As touched on in Section 5.4.6, “Using and Customizing Certificate Profiles”, the profiles (the forms which configure each type of certificate issued by a CA) can be customized. This means that the subject DN, the validity period, the type of SSL/TLS client, and other elements can be defined by an administrator for a specific purpose. For security, profiles should provide only the functionality that is required by the PKI. Any unnecessary profiles should be disabled.

The request approval process directly impacts the security of the certificate. Automated processes are much faster but are less secure since the identity of the requester is only superficially verified.
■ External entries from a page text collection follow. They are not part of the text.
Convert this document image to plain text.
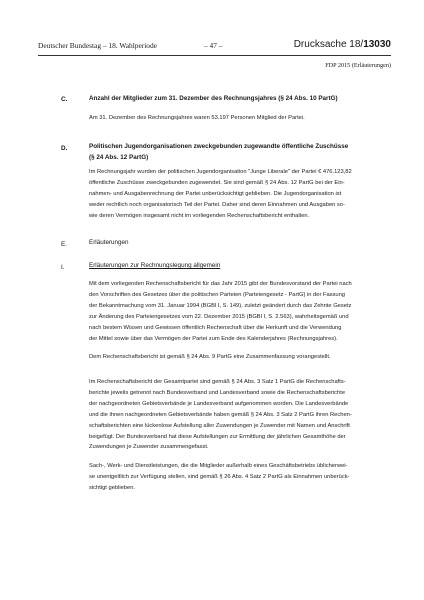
Deutscher Bundestag – 18. Wahlperiode	– 47 –	Drucksache 18/13030
FDP 2015 (Erläuterungen)
C.	Anzahl der Mitglieder zum 31. Dezember des Rechnungsjahres (§ 24 Abs. 10 PartG)
Am 31. Dezember des Rechnungsjahres waren 53.197 Personen Mitglied der Partei.
D.	Politischen Jugendorganisationen zweckgebunden zugewandte öffentliche Zuschüsse
(§ 24 Abs. 12 PartG)
Im Rechnungsjahr wurden der politischen Jugendorganisation "Junge Liberale" der Partei € 476.123,82
öffentliche Zuschüsse zweckgebunden zugewendet. Sie sind gemäß § 24 Abs. 12 PartG bei der Ein-
nahmen- und Ausgabenrechnung der Partei unberücksichtigt geblieben. Die Jugendorganisation ist
weder rechtlich noch organisatorisch Teil der Partei. Daher sind deren Einnahmen und Ausgaben so-
wie deren Vermögen insgesamt nicht im vorliegenden Rechenschaftsbericht enthalten.
E.	Erläuterungen
I.	Erläuterungen zur Rechnungslegung allgemein
Mit dem vorliegenden Rechenschaftsbericht für das Jahr 2015 gibt der Bundesvorstand der Partei nach
den Vorschriften des Gesetzes über die politischen Parteien (Parteiengesetz - PartG) in der Fassung
der Bekanntmachung vom 31. Januar 1994 (BGBl I, S. 149), zuletzt geändert durch das Zehnte Gesetz
zur Änderung des Parteiengesetzes vom 22. Dezember 2015 (BGBl I, S. 2.563), wahrheitsgemäß und
nach bestem Wissen und Gewissen öffentlich Rechenschaft über die Herkunft und die Verwendung
der Mittel sowie über das Vermögen der Partei zum Ende des Kalenderjahres (Rechnungsjahres).
Dem Rechenschaftsbericht ist gemäß § 24 Abs. 9 PartG eine Zusammenfassung vorangestellt.
Im Rechenschaftsbericht der Gesamtpartei sind gemäß § 24 Abs. 3 Satz 1 PartG die Rechenschafts-
berichte jeweils getrennt nach Bundesverband und Landesverband sowie die Rechenschaftsberichte
der nachgeordneten Gebietsverbände je Landesverband aufgenommen worden. Die Landesverbände
und die ihnen nachgeordneten Gebietsverbände haben gemäß § 24 Abs. 3 Satz 2 PartG ihren Rechen-
schaftsberichten eine lückenlose Aufstellung aller Zuwendungen je Zuwender mit Namen und Anschrift
beigefügt. Der Bundesverband hat diese Aufstellungen zur Ermittlung der jährlichen Gesamthöhe der
Zuwendungen je Zuwender zusammengefasst.
Sach-, Werk- und Dienstleistungen, die die Mitglieder außerhalb eines Geschäftsbetriebs üblicherwei-
se unentgeltlich zur Verfügung stellen, sind gemäß § 26 Abs. 4 Satz 2 PartG als Einnahmen unberück-
sichtigt geblieben.
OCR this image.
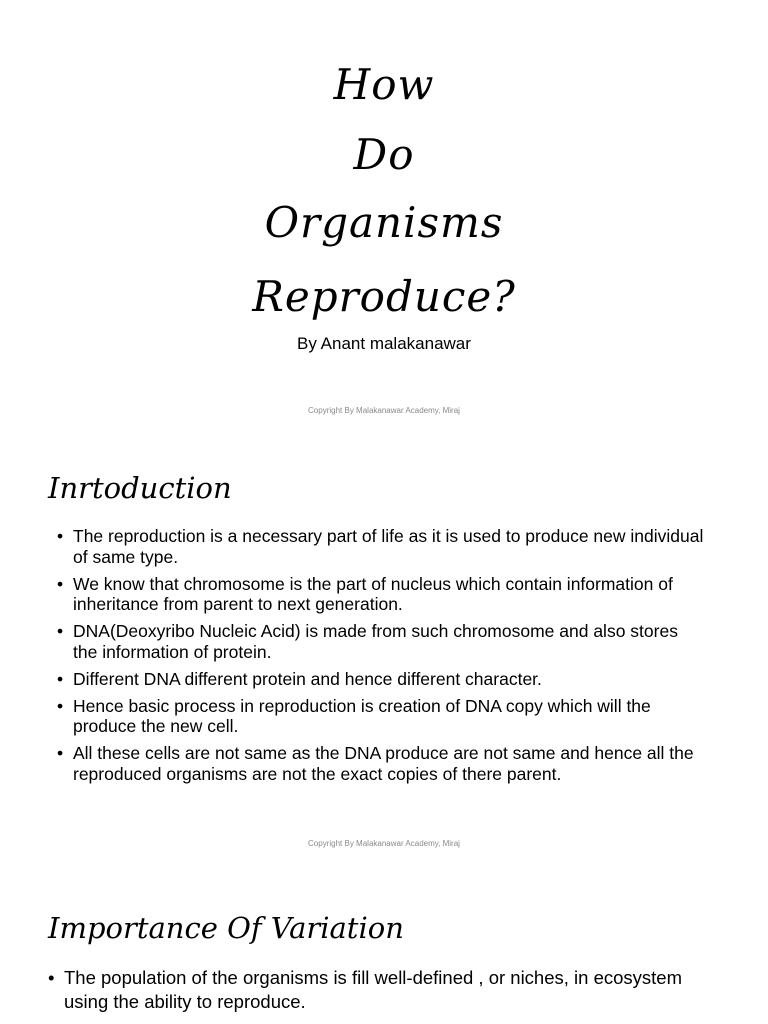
How
Do
Organisms
Reproduce?
By Anant malakanawar
Copyright By Malakanawar Academy, Miraj
Inrtoduction
• The reproduction is a necessary part of life as it is used to produce new individual of same type.
• We know that chromosome is the part of nucleus which contain information of inheritance from parent to next generation.
• DNA(Deoxyribo Nucleic Acid) is made from such chromosome and also stores the information of protein.
• Different DNA different protein and hence different character.
• Hence basic process in reproduction is creation of DNA copy which will the produce the new cell.
• All these cells are not same as the DNA produce are not same and hence all the reproduced organisms are not the exact copies of there parent.
Copyright By Malakanawar Academy, Miraj
Importance Of Variation
• The population of the organisms is fill well-defined , or niches, in ecosystem using the ability to reproduce.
Likewise, agent-approved enrollments are more secure (since, in the most secure scenario they can require an in-person verification and supporting identification) but they can also be the most time-consuming.

First determine how secure the identity verification process needs to be, then determine what authentication (approval) mechanism is required to validate that identity.

Publishing CRLs and validating certificates is critical. Determine what kinds of clients will be checking the certificate status (will it mainly be internal clients? external clients? will they be validating user certificates or server certificates?) and also try to determine how many OCSP checks will be run. The CA has an internal OCSP which can be used for internal checks or infrequent checks, but a large number of OCSP checks could slow down the CA performance. For a larger number of OCSP checks and especially for large CRLs, consider using a separate OCSP Manager to take the load off the CA.

If lost certificates or tokens are simply revoked and replaced, then there does not need to be a mechanism to recover them. However, when certificates are used to sign or encrypt data such as emails, files, or harddrives, then the key must always be available so that the data can be recovered. In that case, use a KRA to archive the keys so the data can always be accessed.

If no smart cards are used, then it is never necessary to configure the TPS or TKS, since those subsystems are only used for token management. However, if smart cards are used, then the TPS and TKS are required. If tokens can be lost and replaced, then it is also necessary to have a KRA to archive the keys so that the token's certificates can be regenerated.

The important thing to determine is what clients need to be able to access the certificate or CRL information and how that access is allowed. From there, you cna define the publishing policy.